I'm trying to find the probability that the maximum of standard Brownian motion on the interval $(t_1, t_2)$ exceeds a value $x$, i.e.,
$$P(max_{t_1 \le s \le t_2}B(s) \gt x)$$
I initially approached this by invoking the reflection principle: Let $M_{t_1, t_2} = max_{t_1 \le s \le t_2}B(s)$. Then $P(B(t_2)>x \mid M_{t_1, t_2} \gt x) = P(B(t_2)<x \mid M_{t_1, t_2} \gt x) = \frac{1}{2}$ by the reflection principle, and
\begin{align} P(B(t_2)>x) & = P(B(t_2)>x \mid M_{t_1, t_2} \gt x) \cdot P(M_{t_1, t_2} \gt x) \ + P(B(t_2)>x \mid M_{t_1, t_2} \lt x) \cdot P(M_{t_1, t_2} \lt x) \\ & = \frac{1}{2} P(M_{t_1, t_2} \gt x) + 0\\ \end{align}
$\Rightarrow P(M_{t_1, t_2} \gt x) = 2P(B(t_2)>x)$.
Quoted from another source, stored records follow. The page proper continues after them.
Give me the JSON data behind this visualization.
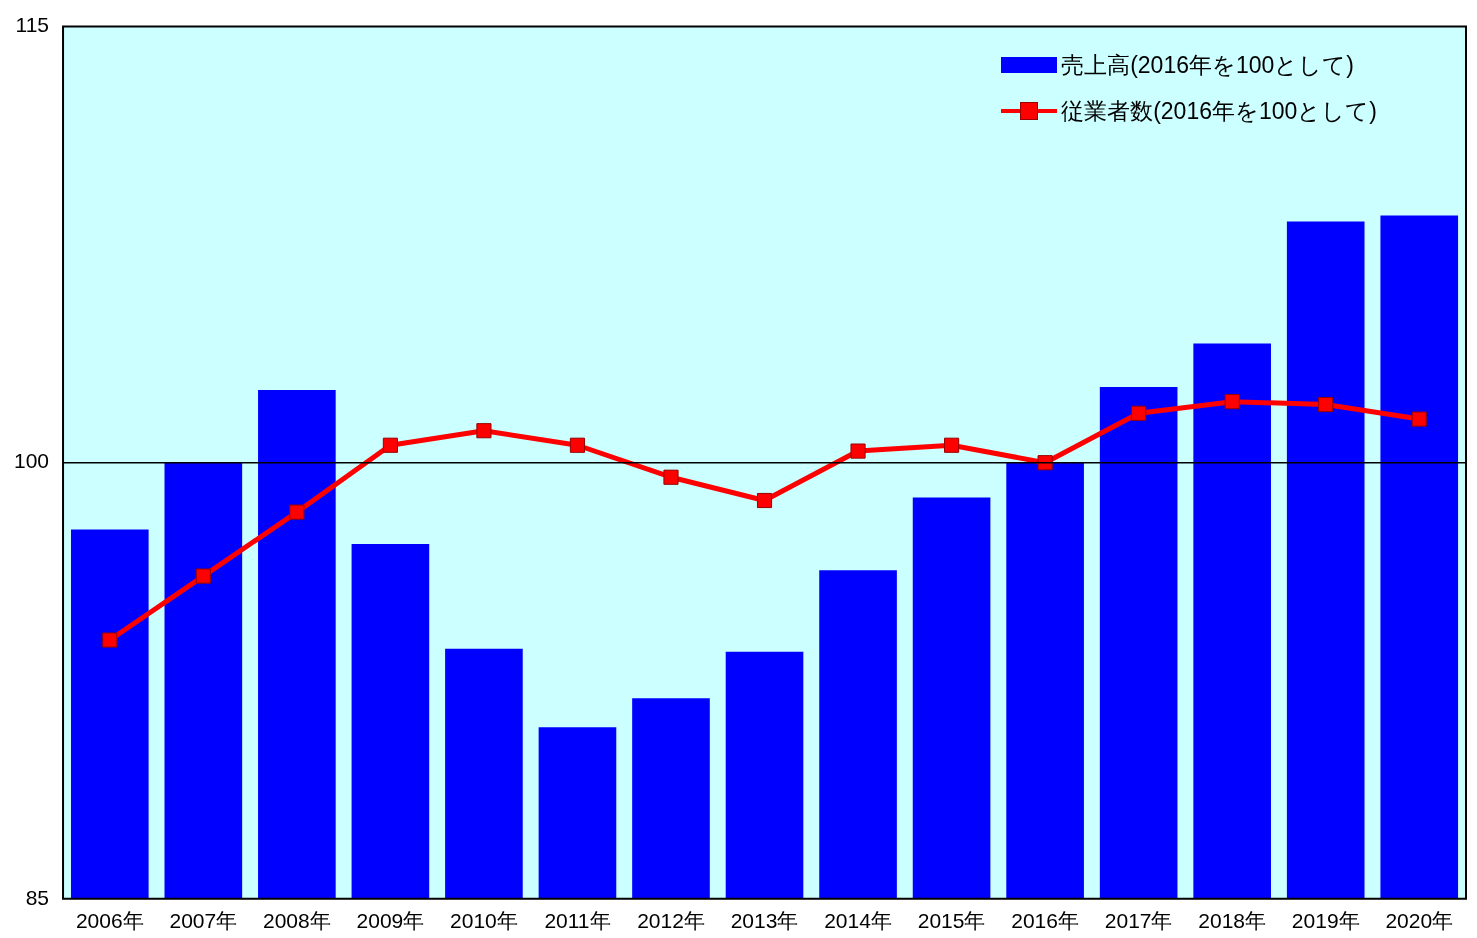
{
  "chart_data": {
    "type": "bar",
    "categories": [
      "2006年",
      "2007年",
      "2008年",
      "2009年",
      "2010年",
      "2011年",
      "2012年",
      "2013年",
      "2014年",
      "2015年",
      "2016年",
      "2017年",
      "2018年",
      "2019年",
      "2020年"
    ],
    "series": [
      {
        "name": "売上高(2016年を100として)",
        "color": "#0000ff",
        "values": [
          97.7,
          100,
          102.5,
          97.2,
          93.6,
          90.9,
          91.9,
          93.5,
          96.3,
          98.8,
          100,
          102.6,
          104.1,
          108.3,
          108.5
        ]
      },
      {
        "name": "従業者数(2016年を100として)",
        "type": "line",
        "color": "#ff0000",
        "values": [
          93.9,
          96.1,
          98.3,
          100.6,
          101.1,
          100.6,
          99.5,
          98.7,
          100.4,
          100.6,
          100,
          101.7,
          102.1,
          102,
          101.5
        ]
      }
    ],
    "ylim": [
      85,
      115
    ],
    "yticks": [
      85,
      100,
      115
    ],
    "legend": "top right",
    "marker": "square",
    "line_style": "solid",
    "ref_lines": [
      {
        "axis": "y",
        "value": 100,
        "color": "#000000"
      }
    ]
  }
}
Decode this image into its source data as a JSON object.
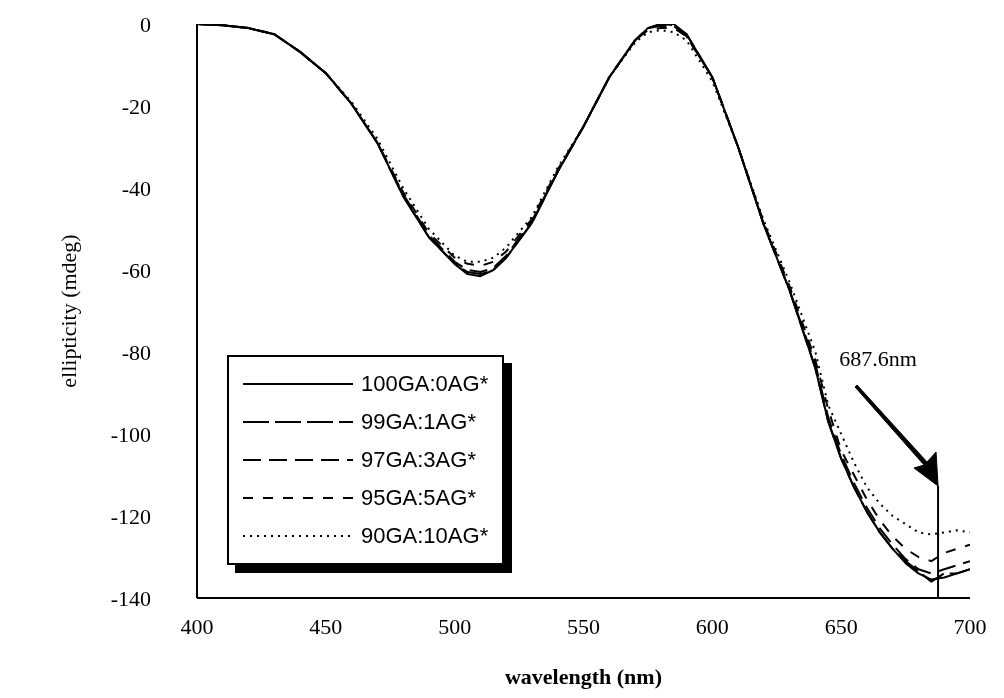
{
  "chart_data": {
    "type": "line",
    "xlabel": "wavelength (nm)",
    "ylabel": "ellipticity (mdeg)",
    "x": [
      400,
      410,
      420,
      430,
      440,
      450,
      460,
      470,
      480,
      490,
      500,
      505,
      510,
      515,
      520,
      530,
      540,
      550,
      560,
      570,
      575,
      580,
      585,
      590,
      600,
      610,
      620,
      630,
      640,
      645,
      650,
      655,
      660,
      665,
      670,
      675,
      680,
      685,
      690,
      695,
      700
    ],
    "series": [
      {
        "name": "100GA:0AG*",
        "color": "#000000",
        "line_style": "solid",
        "values": [
          0,
          -0.3,
          -1,
          -2.5,
          -6.8,
          -12,
          -19.5,
          -29,
          -42,
          -52,
          -58.5,
          -61,
          -61.5,
          -60,
          -57,
          -48.5,
          -36,
          -25,
          -13,
          -4,
          -1,
          0,
          0,
          -2.5,
          -13,
          -30,
          -49,
          -65,
          -84,
          -97,
          -106,
          -113,
          -119,
          -124,
          -128,
          -131.5,
          -134,
          -135.5,
          -135,
          -134,
          -133
        ]
      },
      {
        "name": "99GA:1AG*",
        "color": "#000000",
        "line_style": "dashed",
        "values": [
          0,
          -0.3,
          -1,
          -2.5,
          -6.8,
          -12,
          -19.5,
          -29,
          -42,
          -52,
          -58.5,
          -60.5,
          -61,
          -60,
          -57,
          -48.5,
          -36,
          -25,
          -13,
          -4,
          -1,
          0,
          -0.3,
          -2.5,
          -13,
          -30,
          -49,
          -65,
          -84,
          -97,
          -106,
          -113,
          -119,
          -124,
          -128,
          -131,
          -133.5,
          -136,
          -134,
          -134,
          -133
        ]
      },
      {
        "name": "97GA:3AG*",
        "color": "#000000",
        "line_style": "dashed",
        "values": [
          0,
          -0.3,
          -1,
          -2.5,
          -6.8,
          -12,
          -19.5,
          -29,
          -41.5,
          -51.5,
          -58,
          -60,
          -60.5,
          -59.5,
          -56.5,
          -48,
          -36,
          -25,
          -13,
          -4,
          -1,
          -0.5,
          -0.5,
          -3,
          -13,
          -30,
          -49,
          -65,
          -83,
          -96,
          -105,
          -112,
          -118,
          -123,
          -127,
          -130.5,
          -133,
          -134,
          -133,
          -132,
          -131
        ]
      },
      {
        "name": "95GA:5AG*",
        "color": "#000000",
        "line_style": "dashed",
        "values": [
          0,
          -0.3,
          -1,
          -2.5,
          -6.8,
          -12,
          -19.5,
          -29,
          -41,
          -51,
          -57,
          -58.5,
          -59,
          -58,
          -55.5,
          -47.5,
          -35.5,
          -25,
          -13,
          -4,
          -1.5,
          -1,
          -1,
          -3,
          -13,
          -30,
          -48.5,
          -64,
          -82,
          -94,
          -104,
          -110,
          -116,
          -121,
          -125,
          -128,
          -130,
          -131,
          -129,
          -128,
          -127
        ]
      },
      {
        "name": "90GA:10AG*",
        "color": "#000000",
        "line_style": "dotted",
        "values": [
          0,
          -0.3,
          -1,
          -2.5,
          -6.8,
          -12,
          -19,
          -28,
          -40,
          -50,
          -56.5,
          -58,
          -58,
          -57,
          -54.5,
          -47,
          -35,
          -25,
          -13,
          -4.5,
          -2,
          -1.5,
          -2,
          -4,
          -14,
          -30,
          -48,
          -63,
          -80,
          -93,
          -100,
          -107,
          -113,
          -117,
          -120,
          -122,
          -124,
          -124.5,
          -124,
          -123.5,
          -124
        ]
      }
    ],
    "xlim": [
      400,
      700
    ],
    "xticks": [
      400,
      450,
      500,
      550,
      600,
      650,
      700
    ],
    "ylim": [
      -140,
      0
    ],
    "yticks": [
      -140,
      -120,
      -100,
      -80,
      -60,
      -40,
      -20,
      0
    ],
    "ref_lines": [
      {
        "axis": "x",
        "value": 687.6,
        "color": "#000000"
      }
    ],
    "annotations": [
      "687.6nm"
    ],
    "legend": "bottom left",
    "grid": false,
    "marker": "none"
  }
}
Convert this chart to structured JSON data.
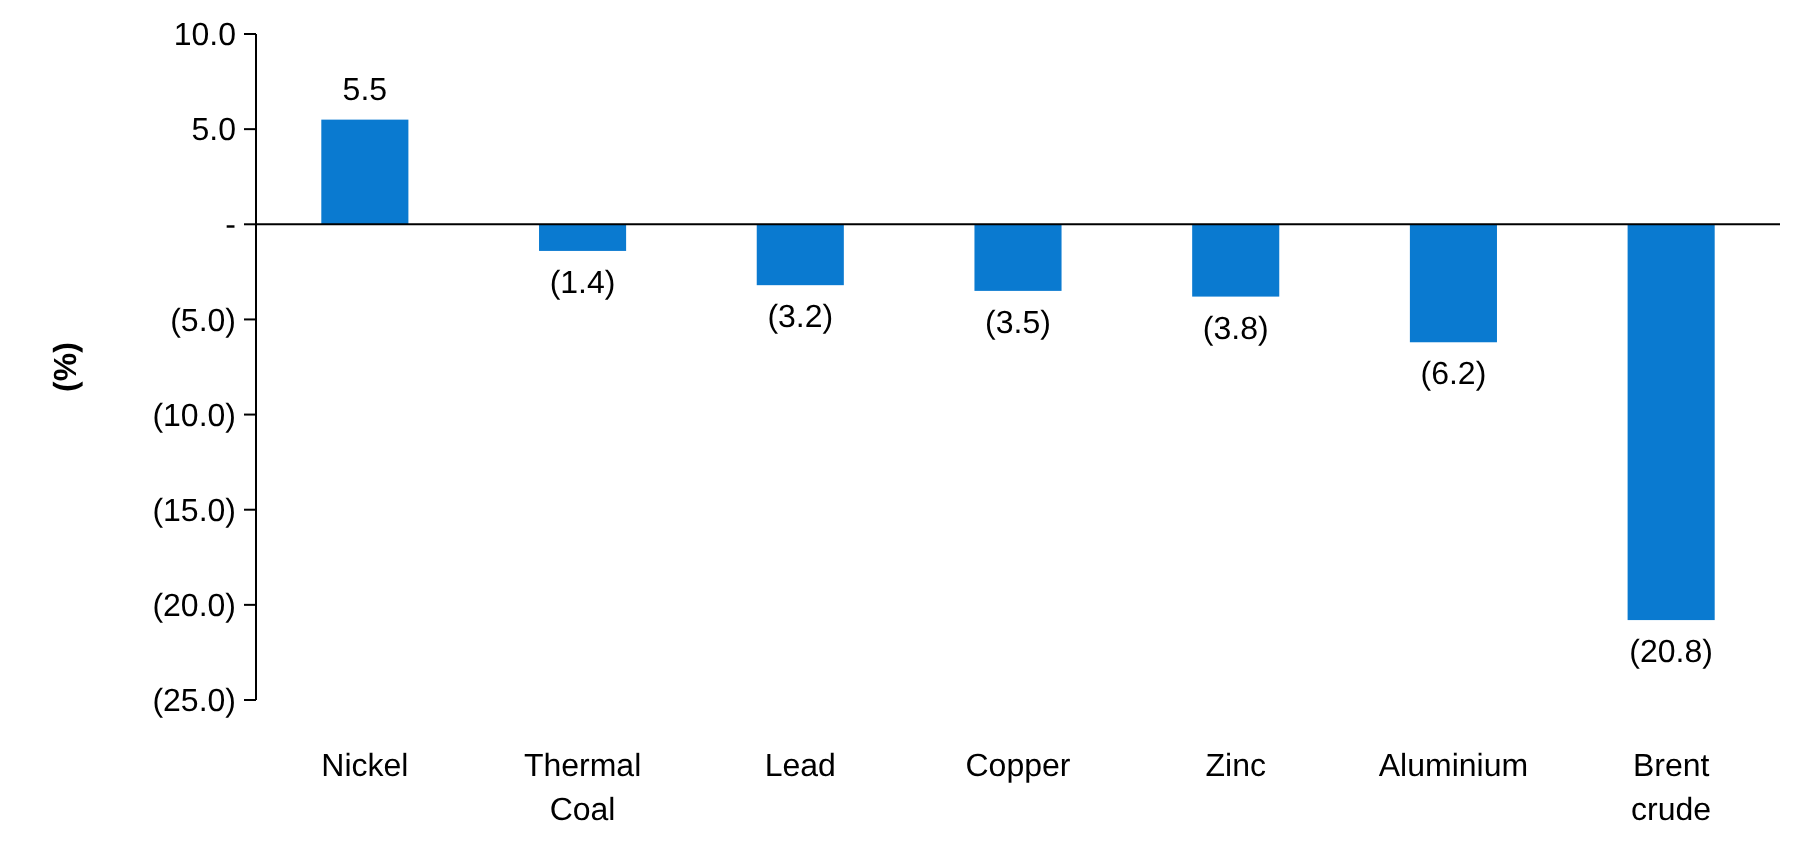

But this doesn't at all depend on $t_1$. Is this correct? I can't find any flaws in the logic, but the result doesn't seem to make sense. Can anyone explain why my reasoning is wrong?
The only other way I can think of to do this is to condition on $B(t_1) = y$ and integrate over all possible values of $y$, which seems quite messy.
Thanks a bunch!
Think about what the reflection principle says intuitively. It says "if at some time you were at $x$, then at a later time, you are equally likely to be above or below $x$."
Here you're conditioning on $M_{t_1, t_2} > x$. That does not imply that at some time between $t_1$ and $t_2$ you were at $x$. You might have started above $x$ (i.e. $B_{t_1} > x$) and never dropped down to $x$.
You're probably used to applying this argument with $t_1 = 0$ and $x > 0$. Then the argument does work, since you have $B_{t_1} = 0 < x$ unconditionally, and therefore $M_{0, t_2} > x$ does imply that at some time you were at $x$, by the intermediate value theorem. But here it doesn't.